Prof. Hopp: Das, was auch die TU9 als erste Empfehlung ausspricht, sind geschlechtsneutrale Formulierungen. Angefangen bei den schon weit verwandten Partizipien „die Studierenden“ im Plural, „das Team“, „die Führungskraft“ bis hin zu unpersönlichen Formulierungen, Passiv- oder Infinitivkonstruktionen. Es gibt ganz viele Möglichkeiten, geschlechtsneutral zu sprechen und zu schreiben, immer dann wenn das natürliche oder soziale Geschlecht der adressierten Person entweder unbekannt oder unwichtig ist. Gerade im universitären Kontext arbeiten wir sehr viel mit Rollen- oder Funktionsbezeichnungen: Studierende, Dekanat, usw. Insofern erscheint das auch als ein sehr guter und gangbarer Weg, geschlechtersensibel zu sprechen oder vor allem rechtschreibkonform zu schreiben, auch wenn es nicht im engeren Sinne geschlechterinklusiv ist.
Natürlich gibt es auch sprachsystematische Argumente dagegen: So drücken Partizipien gewöhnlich eine Verlaufsform aus. Eine Anwesende ist anwesend, solange sie anwesend ist. Wie ist das dann mit den Studierenden, wenn sie gerade nicht studieren?

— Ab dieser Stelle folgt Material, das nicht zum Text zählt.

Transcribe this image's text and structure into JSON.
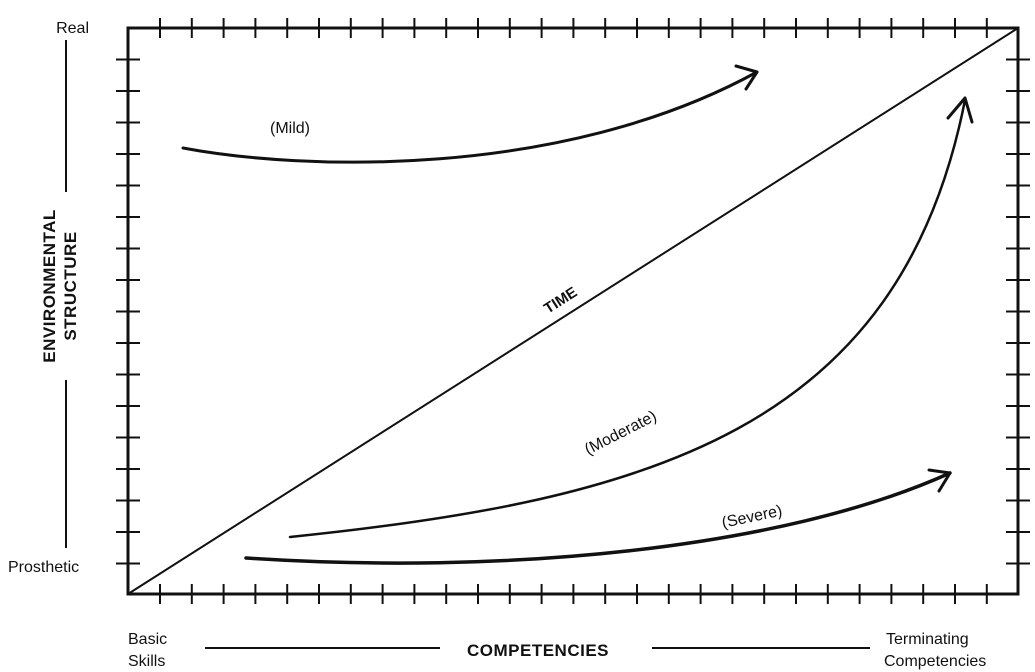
{
  "y_axis": {
    "top_label": "Real",
    "bottom_label": "Prosthetic",
    "title_line1": "ENVIRONMENTAL",
    "title_line2": "STRUCTURE"
  },
  "x_axis": {
    "left_label_line1": "Basic",
    "left_label_line2": "Skills",
    "title": "COMPETENCIES",
    "right_label_line1": "Terminating",
    "right_label_line2": "Competencies"
  },
  "diagonal_label": "TIME",
  "curves": {
    "mild": "(Mild)",
    "moderate": "(Moderate)",
    "severe": "(Severe)"
  }
}
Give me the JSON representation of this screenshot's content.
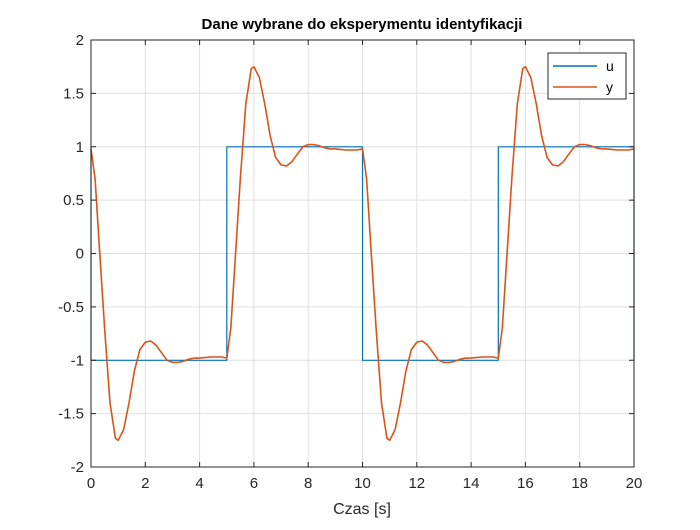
{
  "chart_data": {
    "type": "line",
    "title": "Dane wybrane do eksperymentu identyfikacji",
    "xlabel": "Czas [s]",
    "ylabel": "",
    "xlim": [
      0,
      20
    ],
    "ylim": [
      -2,
      2
    ],
    "xticks": [
      0,
      2,
      4,
      6,
      8,
      10,
      12,
      14,
      16,
      18,
      20
    ],
    "yticks": [
      -2,
      -1.5,
      -1,
      -0.5,
      0,
      0.5,
      1,
      1.5,
      2
    ],
    "xtick_labels": [
      "0",
      "2",
      "4",
      "6",
      "8",
      "10",
      "12",
      "14",
      "16",
      "18",
      "20"
    ],
    "ytick_labels": [
      "-2",
      "-1.5",
      "-1",
      "-0.5",
      "0",
      "0.5",
      "1",
      "1.5",
      "2"
    ],
    "grid": true,
    "legend_position": "top-right",
    "series": [
      {
        "name": "u",
        "color": "#0072BD",
        "x": [
          0,
          0,
          5,
          5,
          10,
          10,
          15,
          15,
          20,
          20
        ],
        "y": [
          1,
          -1,
          -1,
          1,
          1,
          -1,
          -1,
          1,
          1,
          -1
        ]
      },
      {
        "name": "y",
        "color": "#D95319",
        "x": [
          0,
          0.15,
          0.3,
          0.5,
          0.7,
          0.9,
          1.0,
          1.2,
          1.4,
          1.6,
          1.8,
          2.0,
          2.2,
          2.4,
          2.6,
          2.8,
          3.0,
          3.2,
          3.4,
          3.6,
          3.8,
          4.0,
          4.4,
          4.8,
          5.0,
          5.15,
          5.3,
          5.5,
          5.7,
          5.9,
          6.0,
          6.2,
          6.4,
          6.6,
          6.8,
          7.0,
          7.2,
          7.4,
          7.6,
          7.8,
          8.0,
          8.2,
          8.4,
          8.6,
          8.8,
          9.0,
          9.4,
          9.8,
          10.0,
          10.15,
          10.3,
          10.5,
          10.7,
          10.9,
          11.0,
          11.2,
          11.4,
          11.6,
          11.8,
          12.0,
          12.2,
          12.4,
          12.6,
          12.8,
          13.0,
          13.2,
          13.4,
          13.6,
          13.8,
          14.0,
          14.4,
          14.8,
          15.0,
          15.15,
          15.3,
          15.5,
          15.7,
          15.9,
          16.0,
          16.2,
          16.4,
          16.6,
          16.8,
          17.0,
          17.2,
          17.4,
          17.6,
          17.8,
          18.0,
          18.2,
          18.4,
          18.6,
          18.8,
          19.0,
          19.4,
          19.8,
          20.0
        ],
        "y": [
          0.98,
          0.7,
          0.1,
          -0.7,
          -1.4,
          -1.73,
          -1.75,
          -1.65,
          -1.4,
          -1.1,
          -0.9,
          -0.83,
          -0.82,
          -0.86,
          -0.93,
          -1.0,
          -1.02,
          -1.02,
          -1.01,
          -0.99,
          -0.98,
          -0.98,
          -0.97,
          -0.97,
          -0.98,
          -0.7,
          -0.1,
          0.7,
          1.4,
          1.73,
          1.75,
          1.65,
          1.4,
          1.1,
          0.9,
          0.83,
          0.82,
          0.86,
          0.93,
          1.0,
          1.02,
          1.02,
          1.01,
          0.99,
          0.98,
          0.98,
          0.97,
          0.97,
          0.98,
          0.7,
          0.1,
          -0.7,
          -1.4,
          -1.73,
          -1.75,
          -1.65,
          -1.4,
          -1.1,
          -0.9,
          -0.83,
          -0.82,
          -0.86,
          -0.93,
          -1.0,
          -1.02,
          -1.02,
          -1.01,
          -0.99,
          -0.98,
          -0.98,
          -0.97,
          -0.97,
          -0.98,
          -0.7,
          -0.1,
          0.7,
          1.4,
          1.73,
          1.75,
          1.65,
          1.4,
          1.1,
          0.9,
          0.83,
          0.82,
          0.86,
          0.93,
          1.0,
          1.02,
          1.02,
          1.01,
          0.99,
          0.98,
          0.98,
          0.97,
          0.97,
          0.98
        ]
      }
    ]
  }
}
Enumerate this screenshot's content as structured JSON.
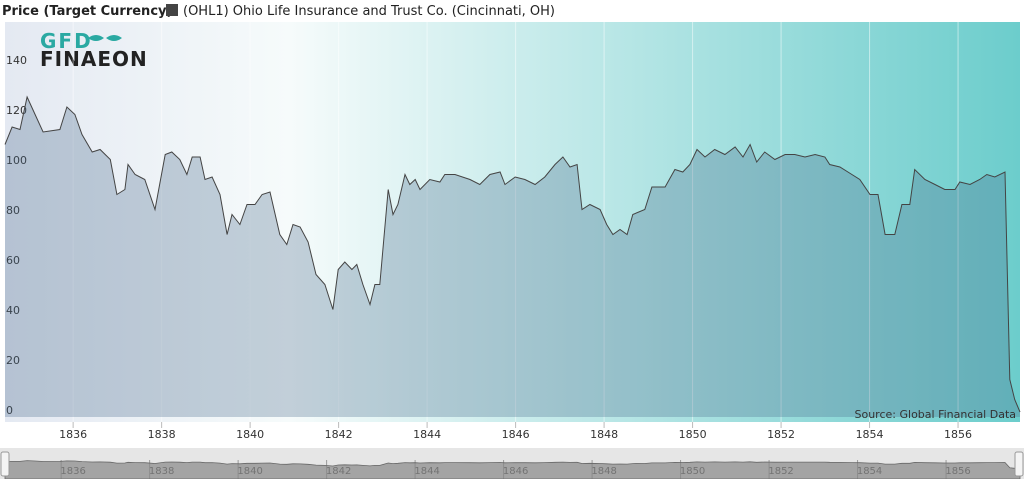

Können Sie bereits einen Einblick geben, wie mögliche Empfehlungen zu „Sprache und Diversität“ aussehen könnten?
Prof. Langlotz: Wir möchten unterschiedliche Varianten des geschlechtersensiblen Sprachgebrauchs skizzieren und dann Empfehlungen geben, welche Varianten in welchen Situationen und in welchen Modalitäten – geschriebene, gesprochene Sprache – Vor- und Nachteile haben, ohne etwas vorzuschreiben. Eine mögliche Leitlinie „Sprache und Diversität“ will Vorschläge machen und ihrem Titel getreu Diversität auch programmatisch vertreten und sagen: Wir können Sprache divers benutzen, und dafür haben wir sprachliche Kompetenzen. Deshalb gibt es nicht nur einen einzigen Weg, der eingeschlagen werden soll. Da ist es auch sehr wichtig, dass verschiedene Perspektiven für die Verwaltung oder Öffentlichkeitskommunikation aufgezeigt werden. Hier gibt es etwa einen anderen Sprachgebrauch als in einem Seminar oder einer wissenschaftlichen Hausarbeit.
Prof. Hopp: Sowohl geschlechtsneutrale Formulierungen, wie geschlechterinklusive Varianten – darunter fällt auch der Genderstern – haben ihre Berechtigung und auch vermeintlich althergebrachte Formen wie die Beidnennung, die nur binäre Geschlechtsidentitäten mit berücksichtigt, ist in vielerlei Kontexten oder auch im gesprochenen Diskurs sicherlich noch angebracht. Diese vielfältigen Möglichkeiten möchten wir mit konkreten Anwendungsbeispielen illustrieren, ähnlich wie das auch der Leitfaden von 2016 tut, aber noch stärker auf die tatsächliche Nutzungspraxis bezogen.
Insgesamt möchten wir eine ausgleichende, handhabbare Leitlinie für die universitäre Praxis, die durch alle Fakultäten und die Verwaltung Akzeptanz finden kann, formulieren. Aber selbst wenn es eine neue Leitlinie gibt, ist die Diskussion sicherlich nicht abgeschlossen. Es ist ein Prozess, der sich weiterentwickelt, gerade weil es im Moment in den Medien und der gesellschaftspolitischen Diskussion auch im Fluss ist. Deshalb wird die Kommission in der Leitlinie auch nicht nur eine einzige Empfehlung geben, weil wir dann spätestens in vier Jahren wieder eine neue benötigen.